It was the summer of 1965 — well before UC Berkeley Chancellor Robert Birgeneau was a professor, a world-renowned physicist or an administrator at top-notch universities in both the United States and in Canada.
In fact, Birgeneau was just a graduate student studying physics at Yale University, wanting to do a little more than stay inside and conduct research in his lab all day.
Fresh out of the University of Toronto, Birgeneau said he was “restless” and was looking for something more socially relevant to incorporate into his life.
Surveying New Haven, Conn., with a friend, Birgeneau found a community center six blocks from campus located next to a housing community built specifically for low-income families. The community center and the neighborhood were entirely African American, despite the fact that they were a stone’s throw away from the nearly all-white university community.
That was where he said his activism and his desire for social change were sparked.
However, it was not until he was introduced to a Freedom Rider while visiting Cape Cod, Mass., that Birgeneau was introduced to the Yale-run outreach program called the Southern Teaching Program Incorporated. The program gave individuals from the university the opportunity to go south and teach in all-black colleges as well as conduct civil rights work.
Packing up his bags, Birgeneau and his wife headed to Columbia, S.C., where he was selected to teach at Benedict College, a Baptist, all-black campus at the time.
“It was not the same as standing out on Sproul Plaza,” he said. “It was very serious in those days. I learned the young people we interacted with literally never had a person-to-person conversation with a white person. Ever. In their lives.”
The South proved to be a politically and racially charged experience for Birgeneau, who witnessed firsthand just how complicated race relations were — not only between African-Americans and whites but within the black community itself.
“It was such a psychological impact, knowing an emergency-room doctor had refused to care for one of the black students from the college because they were American but had allowed the hospital to take care of a woman who was black when they realized she was from the Bahamas,” Birgeneau said.
Following completion of his doctorate at Yale, Birgeneau continued his activism while working as a member of the technical staff at Bell Laboratories before joining the physics faculty at Massachusetts Institute of Technology in 1975.
It was during that time that he met H. Eugene Stanley, a fellow physicist who was also interested in social change. Eventually they were invited to Moscow to meet with the Russian Academy of Sciences, though Birgeneau and others did not just meet with Russian scientists.

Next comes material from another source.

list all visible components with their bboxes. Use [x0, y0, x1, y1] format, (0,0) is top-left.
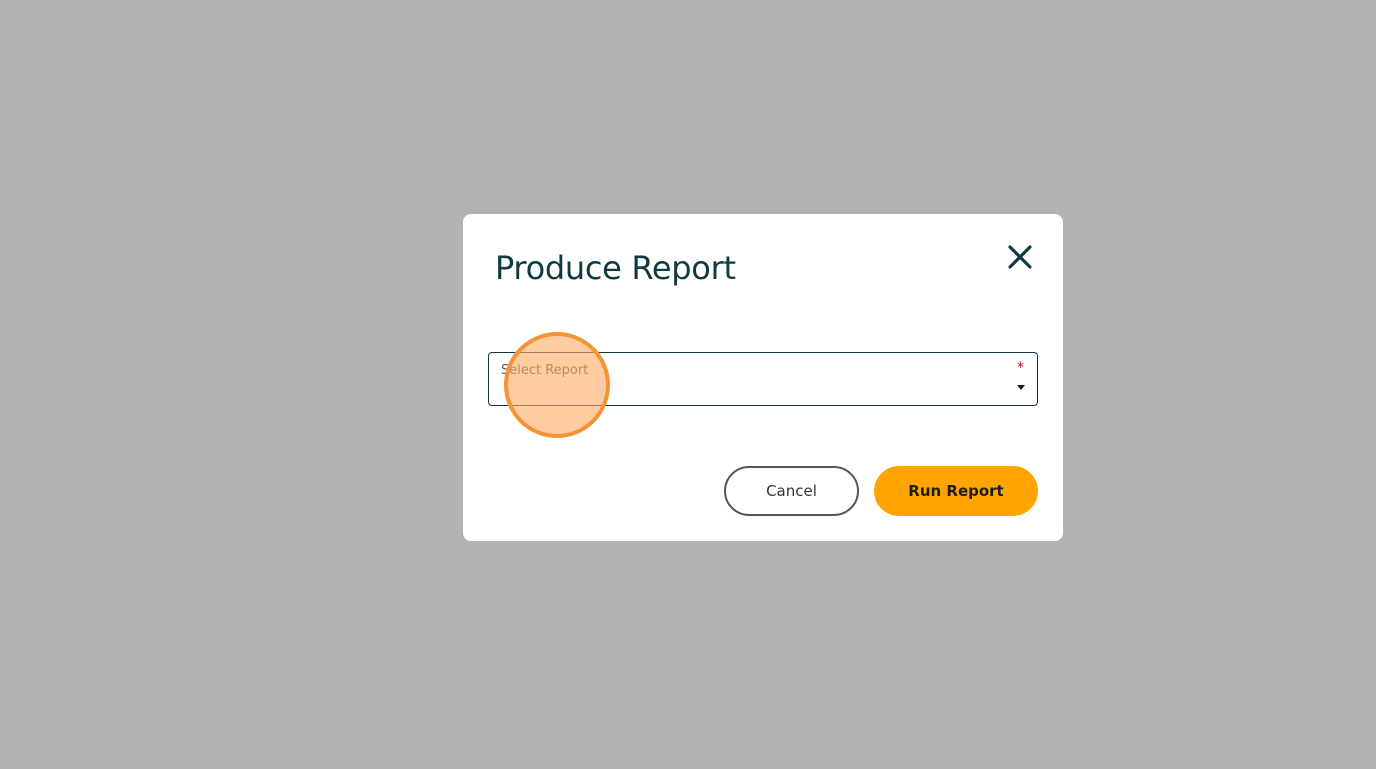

Aware that Russia was keeping Refuseniks — members of the Soviet Jewish community who were denied permission to emigrate abroad by the authorities of the former Soviet Union and other countries that were formerly communist states — from leaving the country, Stanley encouraged his fellow colleagues, including Birgeneau, to conduct a freedom march on the Moscow subway to protest the Refuseniks’ captivity.
“There were literally soldiers with machine guns, and it got incredible attention there because there had not been a protest like this in Moscow before,” Birgeneau said. “It was a singular event in my life. This was something we started that led to liberating these sets of people.”
Today, Birgeneau is the leader of one of the most politically active campuses in the country, and according to associate vice chancellor of public affairs and university communications Claire Holmes, Birgeneau’s background gives him the insight and perspective to address the issues the campus faces today.
“UC Berkeley’s legacy of activism is an essential part of who we are,” she said in an email. “We are fortunate to have a Chancellor who brings personal experience and passion about important world issues.”